Independent bakeries can be forgiven for thinking it could be an existence altering, perhaps existence-threatening shift to bin eggs, butter and other animal-derived products, so integral to classic, traditional baking to go completely plant-based. Can you really get the same results by swapping plant oils and nut milks for those time-worn staples?

Mike Koritko of the lauded, ‘free from’ Rise Bakery in Washington DC offers his perspectives while surveying a range that’s constantly in high demand, saying: “We make vegan items with products that naturally lend themselves well to vegan baking, like banana nut muffins and carrot cake because you get moisture from the produce. We also do several vegan breads with multiple grains and seeds so you’re getting protein, fat and moisture from bran and seeds instead of oil.

“For the carrot cupcake, we use a coconut milk frosting. We try to stay away from margarine and oil as replacements for butter and eggs as much as we can. There are lots of great vegan ingredients you can use to add flavour and make it nice. It’s easy to make a shortening based frosting that’s vegan and, in fact, lots of grocery store cupcakes actually have vegan frosting because it’s cheaper and more shelf stable.”

The Real Deal. The perfect egg-free macaron and the hallowed cinnamon bun, vegan style, from The Naked Bakery.

In Dunfermline, Scotland, Louise Nicholson founded The Naked Bakery as a result of home baking for her and her son, who both suffer from food allergies. Now a professional baker with a business supplying a customer base of both vegans and non-vegans, she’s convinced she’s perfected a French Macaron that’s egg free, yet indistinguishable from the original. But, it takes time to get vegan, like non-vegan, recipes right. She says: “You can sometimes substitute ingredients in non-vegan recipes with vegan alternatives like soya milk in place of dairy milk for example and then in other cases this doesn’t work as well. Personally for me it was a completely new learning experience, a lot of experiments and time to develop my recipes.”

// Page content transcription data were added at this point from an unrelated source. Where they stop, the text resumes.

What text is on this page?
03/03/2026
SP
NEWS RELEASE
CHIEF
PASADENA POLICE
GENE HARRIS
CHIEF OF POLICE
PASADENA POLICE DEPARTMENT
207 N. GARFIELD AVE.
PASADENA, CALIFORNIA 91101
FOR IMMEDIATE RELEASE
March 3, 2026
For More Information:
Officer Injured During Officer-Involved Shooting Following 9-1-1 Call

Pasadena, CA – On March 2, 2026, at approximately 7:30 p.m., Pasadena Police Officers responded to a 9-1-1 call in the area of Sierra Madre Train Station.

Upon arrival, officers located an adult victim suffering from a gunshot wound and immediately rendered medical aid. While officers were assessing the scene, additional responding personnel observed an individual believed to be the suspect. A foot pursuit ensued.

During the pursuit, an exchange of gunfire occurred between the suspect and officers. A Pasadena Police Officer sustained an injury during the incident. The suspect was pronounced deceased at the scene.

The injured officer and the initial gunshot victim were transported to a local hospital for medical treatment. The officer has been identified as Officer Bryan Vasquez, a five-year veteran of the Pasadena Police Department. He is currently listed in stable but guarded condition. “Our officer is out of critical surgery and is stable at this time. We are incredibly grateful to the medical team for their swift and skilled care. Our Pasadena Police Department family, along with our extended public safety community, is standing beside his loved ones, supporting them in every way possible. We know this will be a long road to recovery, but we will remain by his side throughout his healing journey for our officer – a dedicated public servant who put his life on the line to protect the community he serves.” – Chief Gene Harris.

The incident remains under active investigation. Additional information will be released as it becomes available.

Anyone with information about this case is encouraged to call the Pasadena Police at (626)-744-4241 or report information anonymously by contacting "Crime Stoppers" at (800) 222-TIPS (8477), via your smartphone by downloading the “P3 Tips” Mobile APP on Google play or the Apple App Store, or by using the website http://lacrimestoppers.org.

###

The answer to whether an independent bakery needs to consider going completely vegan is a difficult one to argue conclusively from business perspective, or from a baking quality and product range perspective. An all-butter cookie business may find it harder to adapt than those working mainly with yeasted doughs, but if not the animal welfare standards then the environmental issues highlighted by academics will surely put up a tougher moral fight against resistant arguments as time passes.

With a quarter of millennials responding to surveys stating that they are vegan, the future of independent plant-based versus animal product-based baking might be decided if future generations retain a love for a good custard tart. If so, the race is on to bake the perfect vegan alternative.